The Motorola Droid 3 has been rooted, and while we expect root to happen for most Android phones, there are a couple things here that we want to talk about. To start at the beginning, the goal of any project to exploit or root an Android phone is to get the permissions you want, where you want them. Once you have administrative permissions on a folder you can also write to, you're pretty much set. Security researcher Dan Rosenberg found a fairly easy method to do just that, and we now have a shell root via ADB with no third-party files being used. This means no worries about sketchy files that have been through numerous hands, doing lord knows what when you run them.

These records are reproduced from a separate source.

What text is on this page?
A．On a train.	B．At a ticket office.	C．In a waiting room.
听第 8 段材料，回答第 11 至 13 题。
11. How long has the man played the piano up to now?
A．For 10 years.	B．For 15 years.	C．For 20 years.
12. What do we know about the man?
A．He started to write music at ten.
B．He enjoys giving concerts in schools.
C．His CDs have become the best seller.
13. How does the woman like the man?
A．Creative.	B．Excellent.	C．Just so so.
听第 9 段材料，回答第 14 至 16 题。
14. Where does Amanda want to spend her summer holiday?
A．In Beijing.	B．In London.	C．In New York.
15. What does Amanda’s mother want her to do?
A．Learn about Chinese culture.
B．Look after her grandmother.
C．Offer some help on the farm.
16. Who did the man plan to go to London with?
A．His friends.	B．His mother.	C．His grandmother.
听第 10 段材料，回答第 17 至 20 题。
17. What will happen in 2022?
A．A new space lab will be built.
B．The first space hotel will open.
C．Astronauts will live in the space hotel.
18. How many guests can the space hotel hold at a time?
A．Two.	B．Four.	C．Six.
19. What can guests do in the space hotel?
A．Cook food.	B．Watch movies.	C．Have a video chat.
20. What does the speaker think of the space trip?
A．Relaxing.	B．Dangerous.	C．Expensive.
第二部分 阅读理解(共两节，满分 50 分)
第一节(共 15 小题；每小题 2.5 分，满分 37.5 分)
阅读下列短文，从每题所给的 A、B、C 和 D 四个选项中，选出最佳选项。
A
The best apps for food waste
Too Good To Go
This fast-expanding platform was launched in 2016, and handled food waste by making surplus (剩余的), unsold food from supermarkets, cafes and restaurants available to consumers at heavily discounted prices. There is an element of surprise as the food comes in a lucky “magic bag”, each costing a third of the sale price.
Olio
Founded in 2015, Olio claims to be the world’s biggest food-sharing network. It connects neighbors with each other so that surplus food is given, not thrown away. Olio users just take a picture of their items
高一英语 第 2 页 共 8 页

To make things even better, Dan has outlined exactly what he did, why he did it, and how you can do it as well. When you read it, it seems so simple, but it's apparent that a lot of research went into this and it's refreshing to see the method presented in such an open way. Yes, this means that the carriers can patch it quickly, but for the vast majority of users that won't be rooting their phone this is a good thing. Dan, we tip our hat to you and there's a standing offer of a frosty beverage or three should you even run across any of us here at AC.
Now, for the method -- you'll need to have ADB running, and be confident in your ability to run a few commands from the command line or terminal. And be aware that this is the first step only, and you'll only have root via the shell. Next, someone will need to build a few files to inject so that you have root on the device itself, and I'm sure at least a few are hard at it. You can (and should) check out the source link for the full directions, as well as the rhyme and reason behind the method.
Update: Gerald wrote in to let us know he has posted up the files and method to get root on the device itself working, you can find that here. And we've received numerous reports about a one click method posted by the fellows at rootzwiki. Go get your root on!